The Chargers blew another lead and lost another game yesterday, but they may have gained something more important if they want to stay in San Diego.
According to David Garrick of the San Diego Union-Tribune, mayor Kevin Faulconer has endorsed the team’s stadium ballot measure after getting “financial safeguards and other concessions” from the team.
The relationship between the mayor and the team hasn’t always been so positive, but the thaw between the two sides could help toward some arrangement for the team even if the Nov. 8 ballot known as “Measure C” fails.
“This is about working toward common goals that will get solutions for the public good,” Faulconer said. “We put aside differences to find common ground.”
Faulconer said the team agreed to eight concessions which strengthen the chance of success for the measure, which would raise hotel taxes from 12.5 percent to 16.5 percent to pay for a downtown stadium and convention center annex. The team agreed to cover any overages in construction costs or land costs beyond current estimates, and guarantees the city’s general fund won’t be used for the project.

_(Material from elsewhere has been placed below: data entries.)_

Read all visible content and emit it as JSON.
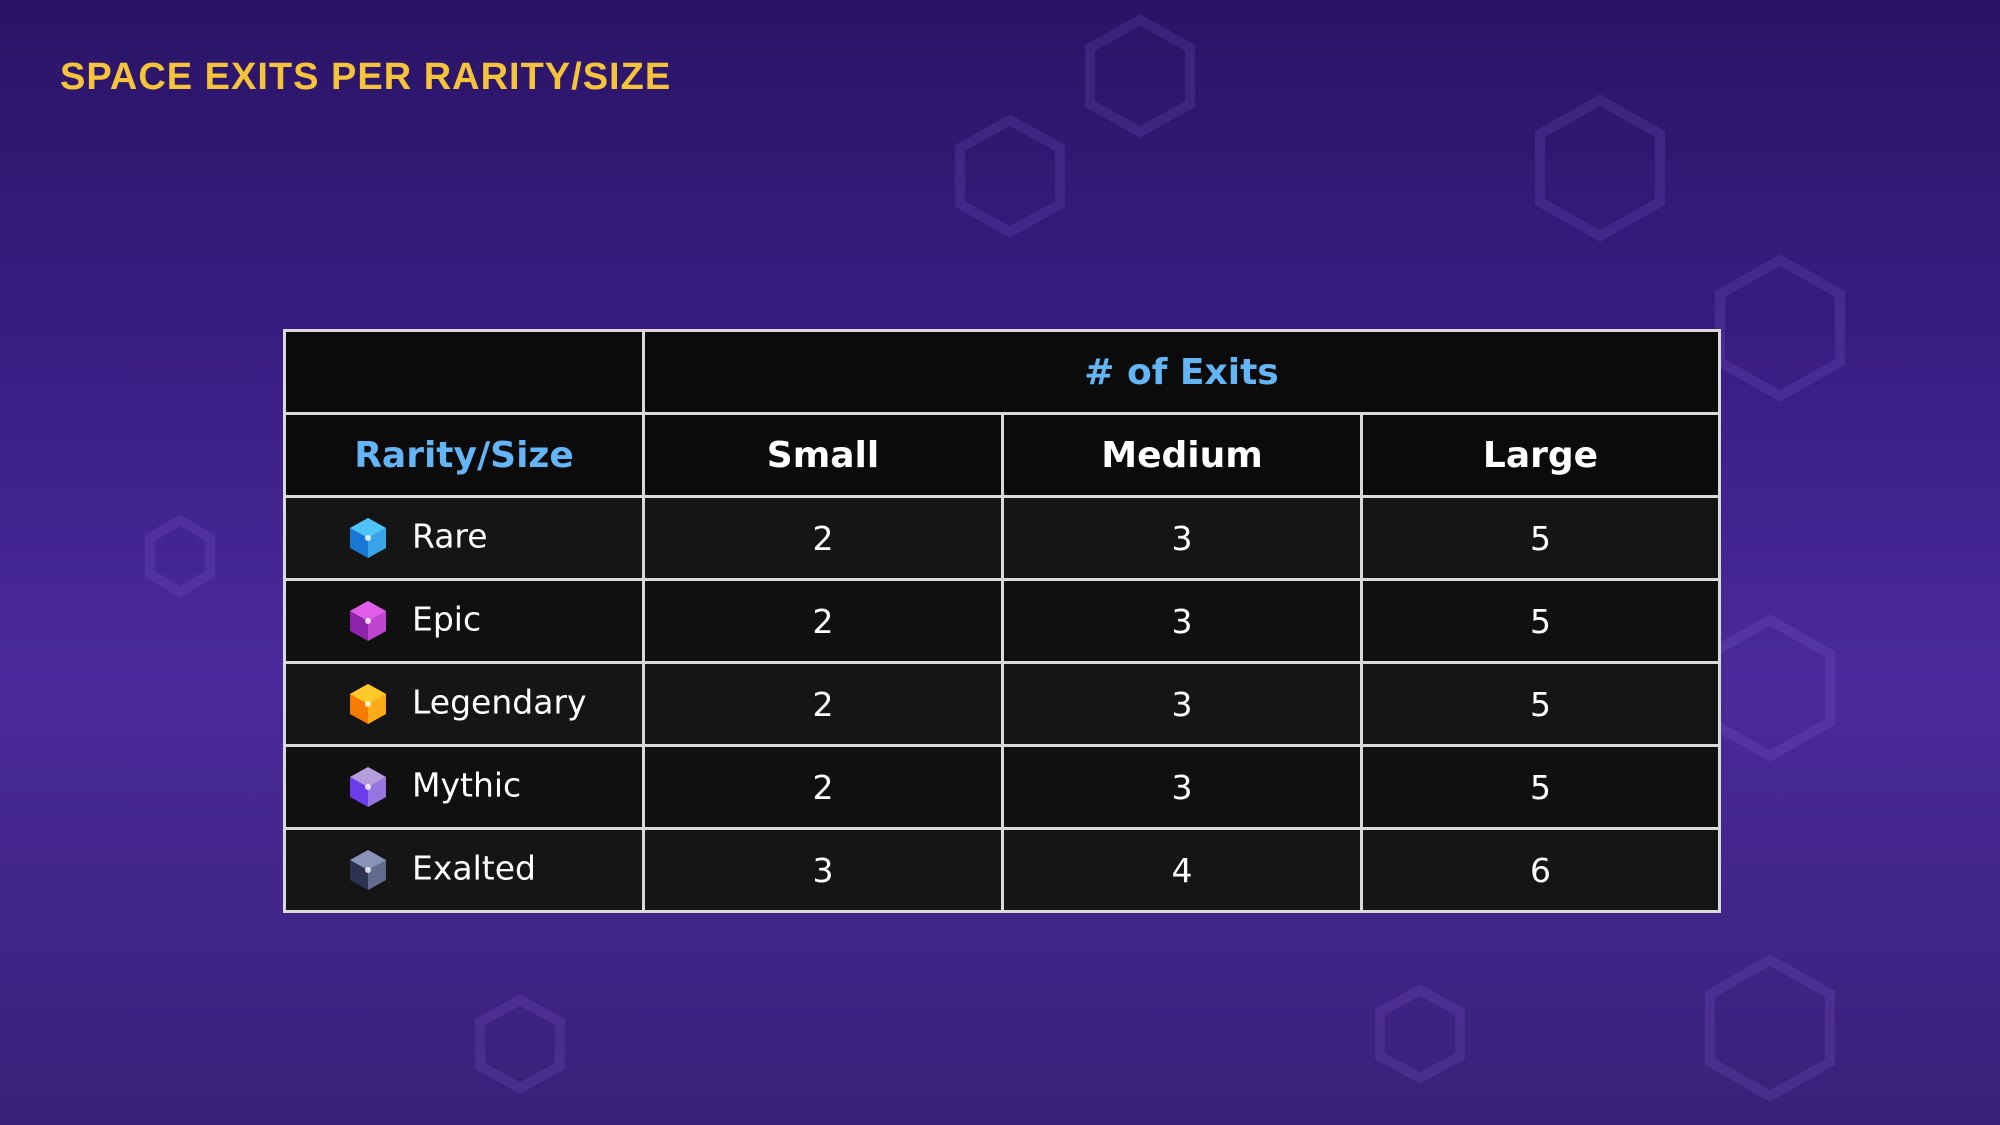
{
  "header": {
    "title": "SPACE EXITS PER RARITY/SIZE"
  },
  "table": {
    "group_header": "# of Exits",
    "columns": [
      "Rarity/Size",
      "Small",
      "Medium",
      "Large"
    ],
    "rows": [
      [
        "Rare",
        "2",
        "3",
        "5"
      ],
      [
        "Epic",
        "2",
        "3",
        "5"
      ],
      [
        "Legendary",
        "2",
        "3",
        "5"
      ],
      [
        "Mythic",
        "2",
        "3",
        "5"
      ],
      [
        "Exalted",
        "3",
        "4",
        "6"
      ]
    ]
  }
}
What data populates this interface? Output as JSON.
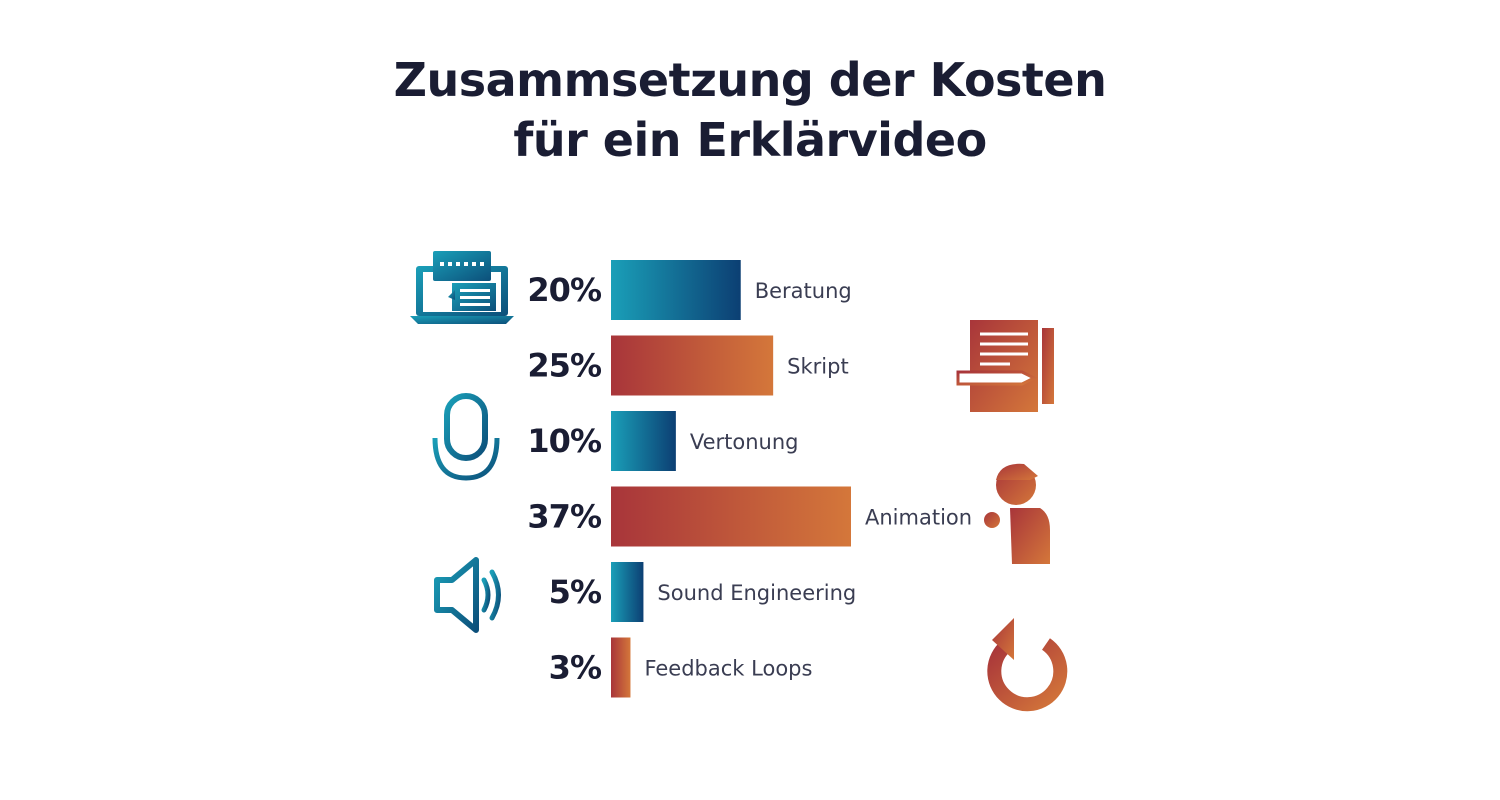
{
  "title": {
    "line1": "Zusammsetzung der Kosten",
    "line2": "für ein Erklärvideo"
  },
  "colors": {
    "blue_start": "#1a9fb8",
    "blue_end": "#0c3f73",
    "orange_start": "#a8353a",
    "orange_end": "#d4773a",
    "text_dark": "#1a1d33"
  },
  "icons": {
    "left": [
      "laptop-chat-icon",
      "microphone-icon",
      "speaker-icon"
    ],
    "right": [
      "document-pencil-icon",
      "animated-person-icon",
      "refresh-icon"
    ]
  },
  "chart_data": {
    "type": "bar",
    "orientation": "horizontal",
    "categories": [
      "Beratung",
      "Skript",
      "Vertonung",
      "Animation",
      "Sound Engineering",
      "Feedback Loops"
    ],
    "values": [
      20,
      25,
      10,
      37,
      5,
      3
    ],
    "value_labels": [
      "20%",
      "25%",
      "10%",
      "37%",
      "5%",
      "3%"
    ],
    "bar_colors": [
      "blue",
      "orange",
      "blue",
      "orange",
      "blue",
      "orange"
    ],
    "xlim": [
      0,
      37
    ],
    "grid": false,
    "legend": "none"
  }
}
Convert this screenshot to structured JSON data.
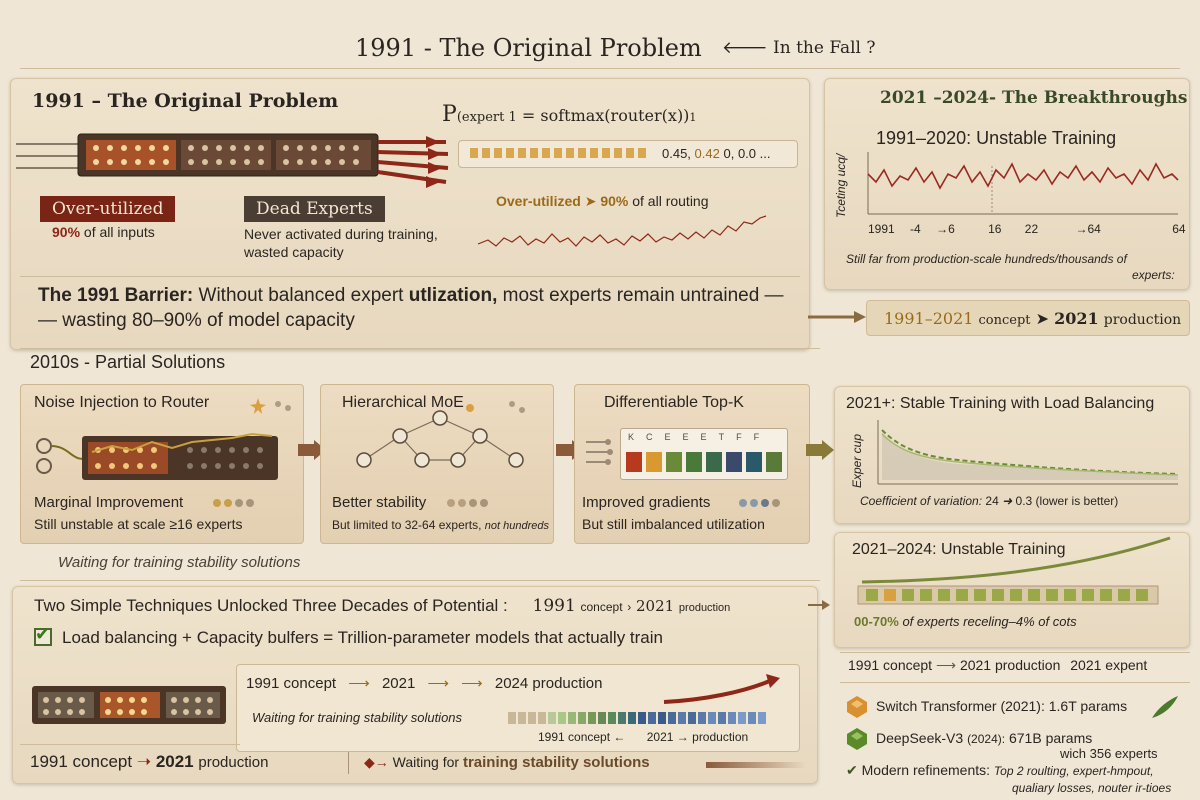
{
  "header": {
    "title": "1991 - The Original Problem",
    "aside": "In the Fall ?"
  },
  "problem": {
    "title": "1991 – The Original Problem",
    "formula_p": "P",
    "formula_sub": "(expert 1",
    "formula_rest": "= softmax(router(x))",
    "formula_idx": "1",
    "probs_a": "0.45,",
    "probs_b": "0.42",
    "probs_c": "0, 0.0 ...",
    "over_label": "Over-utilized",
    "over_pct": "90%",
    "over_desc": "of all inputs",
    "dead_label": "Dead Experts",
    "dead_desc1": "Never activated during training,",
    "dead_desc2": "wasted capacity",
    "over_route_a": "Over-utilized",
    "over_route_pct": "90%",
    "over_route_b": "of all routing"
  },
  "barrier": {
    "lead": "The 1991 Barrier:",
    "line1a": "Without balanced expert",
    "line1b": "utlization,",
    "line1c": "most experts remain untrained —",
    "line2": "— wasting 80–90% of model capacity"
  },
  "breakthroughs": {
    "title": "2021 –2024- The Breakthroughs",
    "chart_title": "1991–2020: Unstable Training",
    "y_label": "Tceting ucq/",
    "ticks": [
      "1991",
      "-4",
      "→6",
      "16",
      "22",
      "→64",
      "64"
    ],
    "note1": "Still far from production-scale hundreds/thousands of",
    "note2": "experts:",
    "band_a": "1991–2021",
    "band_b": "concept",
    "band_c": "2021",
    "band_d": "production"
  },
  "partial": {
    "title": "2010s - Partial Solutions",
    "cards": [
      {
        "title": "Noise Injection to Router",
        "result": "Marginal Improvement",
        "note": "Still unstable at scale ≥16 experts"
      },
      {
        "title": "Hierarchical MoE",
        "result": "Better stability",
        "note_a": "But limited to 32-64 experts,",
        "note_b": "not hundreds"
      },
      {
        "title": "Differentiable Top-K",
        "result": "Improved gradients",
        "note": "But still imbalanced utilization",
        "keys": [
          "K",
          "C",
          "E",
          "E",
          "E",
          "T",
          "F",
          "F"
        ]
      }
    ],
    "waiting": "Waiting for training stability solutions"
  },
  "stable": {
    "title": "2021+: Stable Training with Load Balancing",
    "y_label": "Exper cup",
    "cov_a": "Coefficient of variation:",
    "cov_b": "24",
    "cov_c": "0.3",
    "cov_d": "(lower is better)"
  },
  "unstable2": {
    "title": "2021–2024: Unstable Training",
    "note_a": "00-70%",
    "note_b": "of experts receling–4% of cots"
  },
  "timeline_right": {
    "a": "1991 concept",
    "b": "2021 production",
    "c": "2021 expent"
  },
  "models": [
    {
      "name": "Switch Transformer",
      "year": "(2021):",
      "params": "1.6T params"
    },
    {
      "name": "DeepSeek-V3",
      "year": "(2024):",
      "params": "671B params",
      "extra": "wich 356 experts"
    }
  ],
  "refinements": {
    "lead": "Modern refinements:",
    "line1": "Top 2 roulting, expert-hmpout,",
    "line2": "qualiary losses, nouter ir-tioes"
  },
  "techniques": {
    "title": "Two Simple Techniques Unlocked Three Decades of Potential :",
    "y1": "1991",
    "c1": "concept",
    "y2": "2021",
    "p2": "production",
    "check": "Load balancing + Capacity bulfers = Trillion-parameter models that actually train"
  },
  "timeline": {
    "a": "1991 concept",
    "b": "2021",
    "c": "2024 production",
    "waiting": "Waiting for training stability solutions",
    "sub_a": "1991 concept",
    "sub_b": "2021",
    "sub_c": "production"
  },
  "footer": {
    "a": "1991 concept",
    "b": "2021",
    "c": "production",
    "d": "Waiting for",
    "e": "training stability solutions"
  },
  "colors": {
    "accent_red": "#8e2718",
    "gold": "#c89030",
    "brown": "#4a3a2a",
    "green": "#6a8a3a"
  }
}
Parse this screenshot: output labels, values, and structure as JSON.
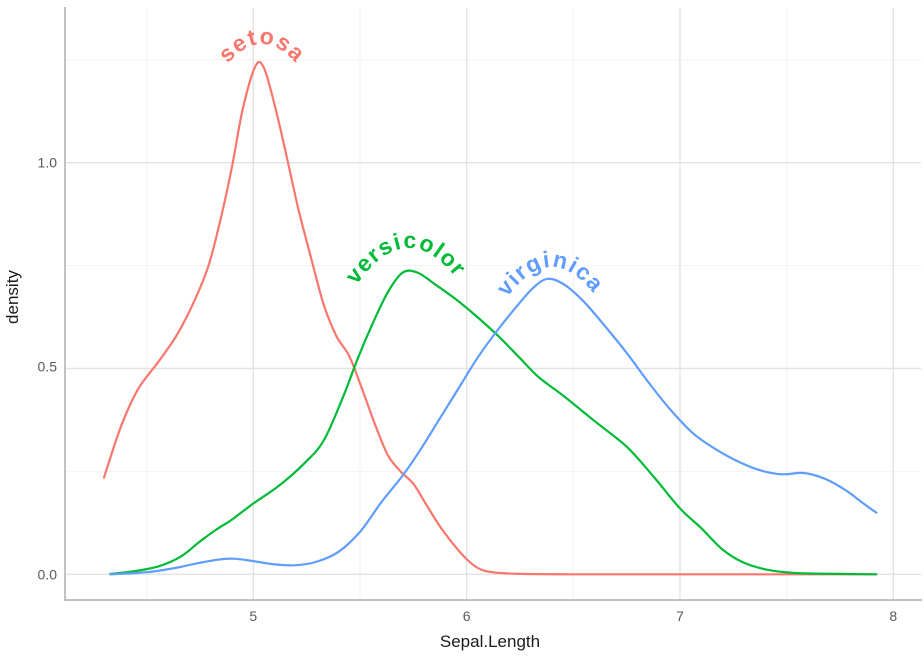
{
  "chart_data": {
    "type": "line",
    "subtype": "kernel-density",
    "title": "",
    "xlabel": "Sepal.Length",
    "ylabel": "density",
    "xlim": [
      4.12,
      8.13
    ],
    "ylim": [
      -0.063,
      1.38
    ],
    "grid": true,
    "legend_position": "direct curved labels on curves",
    "x_ticks": [
      5,
      6,
      7,
      8
    ],
    "x_tick_labels": [
      "5",
      "6",
      "7",
      "8"
    ],
    "x_minor_ticks": [
      4.5,
      5.5,
      6.5,
      7.5
    ],
    "y_ticks": [
      0.0,
      0.5,
      1.0
    ],
    "y_tick_labels": [
      "0.0",
      "0.5",
      "1.0"
    ],
    "y_minor_ticks": [
      0.25,
      0.75,
      1.25
    ],
    "series": [
      {
        "name": "setosa",
        "color": "#F8766D",
        "peak": {
          "x": 5.03,
          "density": 1.245
        },
        "points": [
          [
            4.3,
            0.235
          ],
          [
            4.38,
            0.36
          ],
          [
            4.46,
            0.45
          ],
          [
            4.56,
            0.52
          ],
          [
            4.64,
            0.58
          ],
          [
            4.72,
            0.66
          ],
          [
            4.79,
            0.75
          ],
          [
            4.85,
            0.87
          ],
          [
            4.9,
            0.99
          ],
          [
            4.95,
            1.13
          ],
          [
            5.01,
            1.235
          ],
          [
            5.05,
            1.23
          ],
          [
            5.1,
            1.14
          ],
          [
            5.15,
            1.03
          ],
          [
            5.21,
            0.89
          ],
          [
            5.27,
            0.77
          ],
          [
            5.33,
            0.655
          ],
          [
            5.39,
            0.578
          ],
          [
            5.45,
            0.53
          ],
          [
            5.51,
            0.45
          ],
          [
            5.57,
            0.365
          ],
          [
            5.63,
            0.29
          ],
          [
            5.69,
            0.25
          ],
          [
            5.75,
            0.22
          ],
          [
            5.81,
            0.17
          ],
          [
            5.87,
            0.12
          ],
          [
            5.93,
            0.078
          ],
          [
            5.99,
            0.042
          ],
          [
            6.05,
            0.016
          ],
          [
            6.12,
            0.005
          ],
          [
            6.25,
            0.001
          ],
          [
            6.5,
            0.0
          ],
          [
            7.0,
            0.0
          ],
          [
            7.5,
            0.0
          ],
          [
            7.92,
            0.0
          ]
        ]
      },
      {
        "name": "versicolor",
        "color": "#00BA38",
        "peak": {
          "x": 5.7,
          "density": 0.735
        },
        "points": [
          [
            4.33,
            0.001
          ],
          [
            4.45,
            0.008
          ],
          [
            4.56,
            0.02
          ],
          [
            4.66,
            0.043
          ],
          [
            4.75,
            0.08
          ],
          [
            4.83,
            0.11
          ],
          [
            4.9,
            0.133
          ],
          [
            5.0,
            0.172
          ],
          [
            5.12,
            0.215
          ],
          [
            5.24,
            0.27
          ],
          [
            5.33,
            0.325
          ],
          [
            5.42,
            0.43
          ],
          [
            5.49,
            0.525
          ],
          [
            5.56,
            0.61
          ],
          [
            5.63,
            0.685
          ],
          [
            5.7,
            0.733
          ],
          [
            5.77,
            0.733
          ],
          [
            5.85,
            0.705
          ],
          [
            5.95,
            0.668
          ],
          [
            6.05,
            0.625
          ],
          [
            6.15,
            0.578
          ],
          [
            6.25,
            0.525
          ],
          [
            6.34,
            0.478
          ],
          [
            6.45,
            0.435
          ],
          [
            6.6,
            0.372
          ],
          [
            6.75,
            0.31
          ],
          [
            6.88,
            0.235
          ],
          [
            7.0,
            0.16
          ],
          [
            7.1,
            0.112
          ],
          [
            7.2,
            0.06
          ],
          [
            7.3,
            0.028
          ],
          [
            7.42,
            0.01
          ],
          [
            7.55,
            0.003
          ],
          [
            7.75,
            0.001
          ],
          [
            7.92,
            0.0
          ]
        ]
      },
      {
        "name": "virginica",
        "color": "#619CFF",
        "peak": {
          "x": 6.38,
          "density": 0.72
        },
        "points": [
          [
            4.33,
            0.0
          ],
          [
            4.5,
            0.005
          ],
          [
            4.62,
            0.014
          ],
          [
            4.74,
            0.027
          ],
          [
            4.84,
            0.036
          ],
          [
            4.91,
            0.038
          ],
          [
            5.0,
            0.032
          ],
          [
            5.1,
            0.024
          ],
          [
            5.2,
            0.022
          ],
          [
            5.3,
            0.031
          ],
          [
            5.4,
            0.055
          ],
          [
            5.5,
            0.103
          ],
          [
            5.6,
            0.175
          ],
          [
            5.7,
            0.24
          ],
          [
            5.78,
            0.3
          ],
          [
            5.87,
            0.375
          ],
          [
            5.96,
            0.45
          ],
          [
            6.05,
            0.525
          ],
          [
            6.14,
            0.59
          ],
          [
            6.23,
            0.648
          ],
          [
            6.31,
            0.695
          ],
          [
            6.38,
            0.718
          ],
          [
            6.46,
            0.703
          ],
          [
            6.55,
            0.662
          ],
          [
            6.65,
            0.602
          ],
          [
            6.75,
            0.538
          ],
          [
            6.85,
            0.468
          ],
          [
            6.95,
            0.403
          ],
          [
            7.06,
            0.343
          ],
          [
            7.17,
            0.303
          ],
          [
            7.28,
            0.272
          ],
          [
            7.38,
            0.252
          ],
          [
            7.48,
            0.243
          ],
          [
            7.58,
            0.246
          ],
          [
            7.68,
            0.232
          ],
          [
            7.78,
            0.203
          ],
          [
            7.86,
            0.172
          ],
          [
            7.92,
            0.15
          ]
        ]
      }
    ]
  },
  "theme": {
    "background": "#FFFFFF",
    "panel_background": "#FFFFFF",
    "grid_major_color": "#E3E3E3",
    "grid_minor_color": "#F2F2F2",
    "axis_line_color": "#C2C2C2",
    "tick_text_color": "#595959",
    "axis_title_color": "#1A1A1A"
  }
}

The team also agreed to give the city all the revenue from non-NFL events at the stadium and committed to stay in San Diego until the initial debt on the project is paid off, as well as promising to pay off preliminary costs if the team leaves before construction begins, among others.
Measure C would require two-thirds of the vote to be approved, but having Faulconer on board seems to be a strong step toward its chances. If approved, the Chargers would pay $650 million for their share of the stadium portion of the project, with $300 million of that coming from the league. The remaining $1.15 billion would be funded by selling bonds which would be paid back with the higher hotel tax money.